El Santo barra de hierro no busca por preguntas, si no por respuestas, y en el evangelio, según como el lo entiende, el encuentra o se siente confiando de que puede encontrar la respuesta a todas las preguntas importantes. Por su lado el Santo Liahona esta mas preocupado por las preguntas y se siente escéptico de las respuestas; El considera que el evangelio, según como el lo entiende, da respuesta suficiente a las preguntas importantes como para poder tener un propósito sin la necesidad de tener las respuestas completas para todo el resto.”
Poll comenta un poco respecto a que el ser liahona o barra puede tener que ver con temas de la pre existencia (algo de moda en aquellos años) pero que su opinión final era que “la identificación de una persona con las barras de hierro o con las liahonas es mas una función de temperamento básico” (o como decía yo, preferencias de personalidad) “o de experiencias de vida antes que logros premortales o elecciones en esta vida, pero esta esta opinión, como muchos otros puntos de vista expresados en este sermón, no tienen una validación científica o en las escrituras”
Poll también reconoce que “Un punto a destacar en cuanto a nuestro objetivo de “unidad de la fe” es que los barras de hierro y los Liahona tienen grandes dificultades para entenderse unos con otros, no en el nivel de aceptación del derecho a la convivencia pacífica, sino que al nivel de la comunión personal, de la empatia. Para el Barra de Hierro la actitud de cuestionamiento sugiere una fe imperfecta, para un Liahona un espíritu sin cuestionamientos es garantía de una mente cerrada. Ni su frecuente asociación ni aun una participación personal anterior en el otro grupo garantiza una empatía. De hecho, una persona que ha cruzado la línea de un lado al otro es probable que sea menos comprensivo y tolerante hacia sus antiguos espíritus afines.”

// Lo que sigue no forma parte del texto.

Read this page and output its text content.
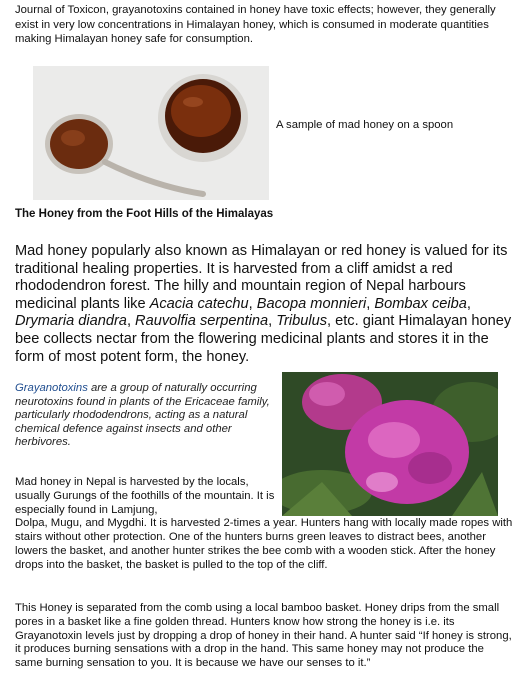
Journal of Toxicon, grayanotoxins contained in honey have toxic effects; however, they generally exist in very low concentrations in Himalayan honey, which is consumed in moderate quantities making Himalayan honey safe for consumption.

A sample of mad honey on a spoon

The Honey from the Foot Hills of the Himalayas

Mad honey popularly also known as Himalayan or red honey is valued for its traditional healing properties. It is harvested from a cliff amidst a red rhododendron forest. The hilly and mountain region of Nepal harbours medicinal plants like Acacia catechu, Bacopa monnieri, Bombax ceiba, Drymaria diandra, Rauvolfia serpentina, Tribulus, etc. giant Himalayan honey bee collects nectar from the flowering medicinal plants and stores it in the form of most potent form, the honey.

Grayanotoxins are a group of naturally occurring neurotoxins found in plants of the Ericaceae family, particularly rhododendrons, acting as a natural chemical defence against insects and other herbivores.

Mad honey in Nepal is harvested by the locals, usually Gurungs of the foothills of the mountain. It is especially found in Lamjung,
Dolpa, Mugu, and Mygdhi. It is harvested 2-times a year. Hunters hang with locally made ropes with stairs without other protection. One of the hunters burns green leaves to distract bees, another lowers the basket, and another hunter strikes the bee comb with a wooden stick. After the honey drops into the basket, the basket is pulled to the top of the cliff.

This Honey is separated from the comb using a local bamboo basket. Honey drips from the small pores in a basket like a fine golden thread. Hunters know how strong the honey is i.e. its Grayanotoxin levels just by dropping a drop of honey in their hand. A hunter said “If honey is strong, it produces burning sensations with a drop in the hand. This same honey may not produce the same burning sensation to you. It is because we have our senses to it.”
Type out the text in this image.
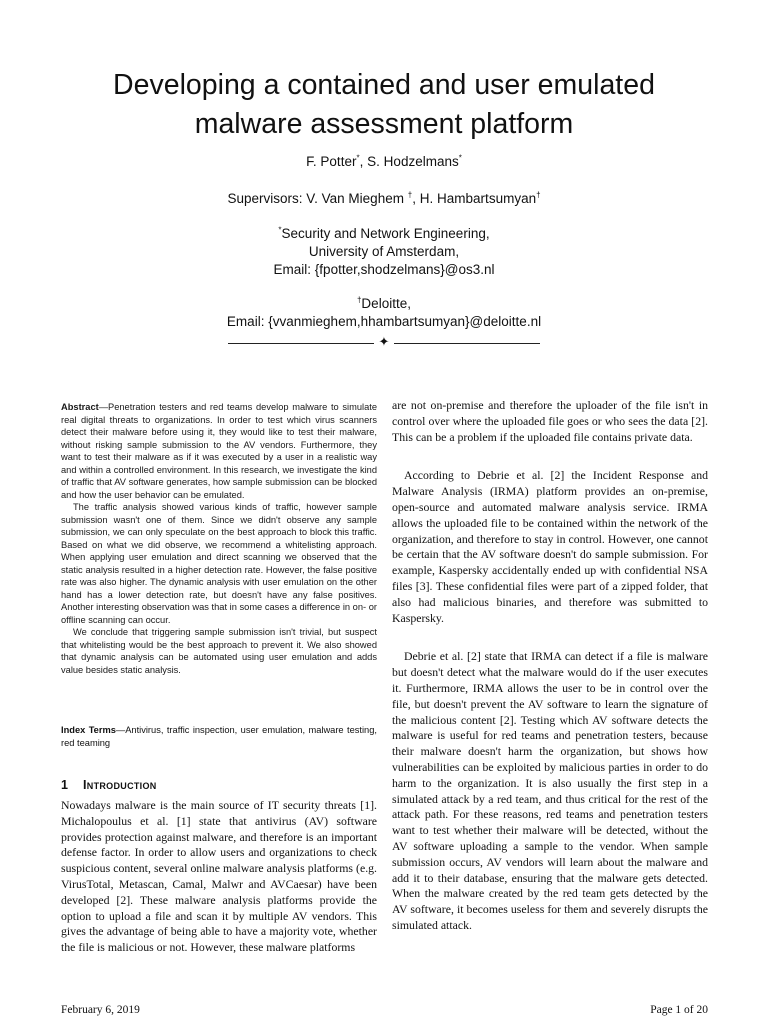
Developing a contained and user emulated
malware assessment platform
F. Potter*, S. Hodzelmans*
Supervisors: V. Van Mieghem †, H. Hambartsumyan†
*Security and Network Engineering,
University of Amsterdam,
Email: {fpotter,shodzelmans}@os3.nl
†Deloitte,
Email: {vvanmieghem,hhambartsumyan}@deloitte.nl
✦

Abstract—Penetration testers and red teams develop malware to simulate real digital threats to organizations. In order to test which virus scanners detect their malware before using it, they would like to test their malware, without risking sample submission to the AV vendors. Furthermore, they want to test their malware as if it was executed by a user in a realistic way and within a controlled environment. In this research, we investigate the kind of traffic that AV software generates, how sample submission can be blocked and how the user behavior can be emulated.

The traffic analysis showed various kinds of traffic, however sample submission wasn't one of them. Since we didn't observe any sample submission, we can only speculate on the best approach to block this traffic. Based on what we did observe, we recommend a whitelisting approach. When applying user emulation and direct scanning we observed that the static analysis resulted in a higher detection rate. However, the false positive rate was also higher. The dynamic analysis with user emulation on the other hand has a lower detection rate, but doesn't have any false positives. Another interesting observation was that in some cases a difference in on- or offline scanning can occur.

We conclude that triggering sample submission isn't trivial, but suspect that whitelisting would be the best approach to prevent it. We also showed that dynamic analysis can be automated using user emulation and adds value besides static analysis.

Index Terms—Antivirus, traffic inspection, user emulation, malware testing, red teaming
1 Introduction

Nowadays malware is the main source of IT security threats [1]. Michalopoulus et al. [1] state that antivirus (AV) software provides protection against malware, and therefore is an important defense factor. In order to allow users and organizations to check suspicious content, several online malware analysis platforms (e.g. VirusTotal, Metascan, Camal, Malwr and AVCaesar) have been developed [2]. These malware analysis platforms provide the option to upload a file and scan it by multiple AV vendors. This gives the advantage of being able to have a majority vote, whether the file is malicious or not. However, these malware platforms

are not on-premise and therefore the uploader of the file isn't in control over where the uploaded file goes or who sees the data [2]. This can be a problem if the uploaded file contains private data.

According to Debrie et al. [2] the Incident Response and Malware Analysis (IRMA) platform provides an on-premise, open-source and automated malware analysis service. IRMA allows the uploaded file to be contained within the network of the organization, and therefore to stay in control. However, one cannot be certain that the AV software doesn't do sample submission. For example, Kaspersky accidentally ended up with confidential NSA files [3]. These confidential files were part of a zipped folder, that also had malicious binaries, and therefore was submitted to Kaspersky.

Debrie et al. [2] state that IRMA can detect if a file is malware but doesn't detect what the malware would do if the user executes it. Furthermore, IRMA allows the user to be in control over the file, but doesn't prevent the AV software to learn the signature of the malicious content [2]. Testing which AV software detects the malware is useful for red teams and penetration testers, because their malware doesn't harm the organization, but shows how vulnerabilities can be exploited by malicious parties in order to do harm to the organization. It is also usually the first step in a simulated attack by a red team, and thus critical for the rest of the attack path. For these reasons, red teams and penetration testers want to test whether their malware will be detected, without the AV software uploading a sample to the vendor. When sample submission occurs, AV vendors will learn about the malware and add it to their database, ensuring that the malware gets detected. When the malware created by the red team gets detected by the AV software, it becomes useless for them and severely disrupts the simulated attack.

February 6, 2019	Page 1 of 20
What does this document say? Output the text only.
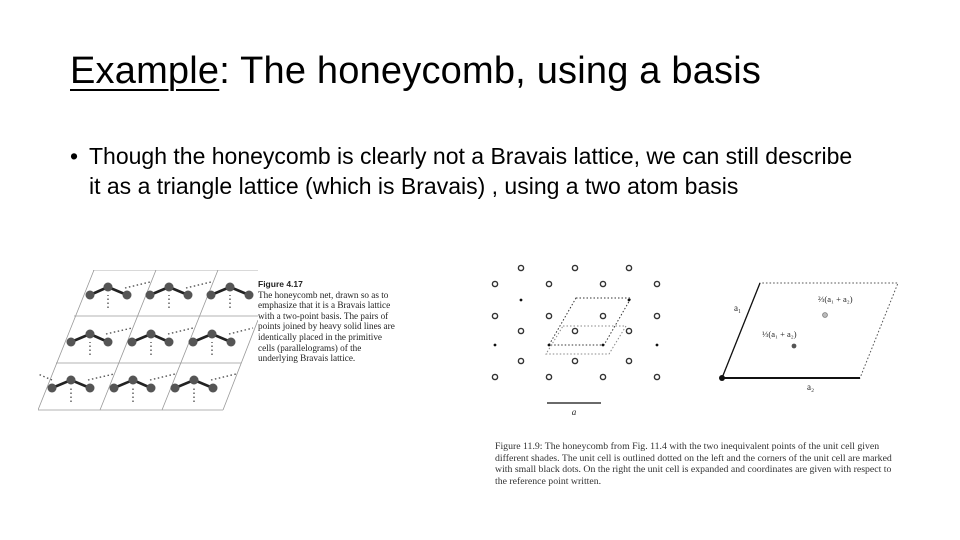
Example: The honeycomb, using a basis
• Though the honeycomb is clearly not a Bravais lattice, we can still describe it as a triangle lattice (which is Bravais) , using a two atom basis
Figure 4.17
The honeycomb net, drawn so as to emphasize that it is a Bravais lattice with a two-point basis. The pairs of points joined by heavy solid lines are identically placed in the primitive cells (parallelograms) of the underlying Bravais lattice.
a
a₁
a₂
⅔(a₁ + a₂)
⅓(a₁ + a₂)
Figure 11.9: The honeycomb from Fig. 11.4 with the two inequivalent points of the unit cell given different shades. The unit cell is outlined dotted on the left and the corners of the unit cell are marked with small black dots. On the right the unit cell is expanded and coordinates are given with respect to the reference point written.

Poll hace un gran descubrimiento 45 años antes que yo: El problema no eres tu, soy yo. No es el problema que tu creas de esa manera, es que yo lo siento el evangelio de una manera diferente.
El ensayo continua explorando las diferencias de actitud respecto a las escrituras, a las preguntas y a las respuestas de uno y otro tipo, aunque lo que les he traducido posiblemente sea un buen resumen de sus ideas, sin embargo con lo que quiero terminar es citando a Poll cuando vuelve a señalar que “liahonas y barras tienen algunas dificultades para entenderse. Cuando carecemos de la paciencia, sabiduría, amplitud de experiencia o el profundo compromiso de las autoridades generales, a veces criticamos y juzgamos a los demás. Pero usualmente vivimos y dejamos vivir, cada uno encontrando en la Iglesia aquellas cosas que suplen sus necesidades y todos compartiendo las bendiciones del evangelio que no dependen de la identidad o tipo de nuestros propios testimonios.”
Al final, un tema que posiblemente tenga que ver mas con nuestras propias características o preferencias de personalidad, antes de que sea por que comprendo “mejor” el evangelio o fui mas buenito en la vida premortal, es decir, un tema que tiene que ver mas con nosotros mismos antes que con los otros, aunque generalmente igual terminamos defendiendo nuestra posición por creer que es la única certera, verdadera y viviente de toda la tierra.
Asi que ya, fuera de parodias de liberales, conservadores o talibanes, en realidad el gran punto es adquirir la madurez, paciencia o conocimiento de que todas estas distintas formas de vivir el evangelio no tienen que ver con que uno tenga un mayor o menor comprensión del evangelio, se trata mas que nada que uno vive o entiende el evangelio simplemente de la forma que le parece mejor o mas cómoda casi únicamente no desde términos divinos o superiores sino que al final, simplemente desde nuestras propias y especiales preferencias psicológicas.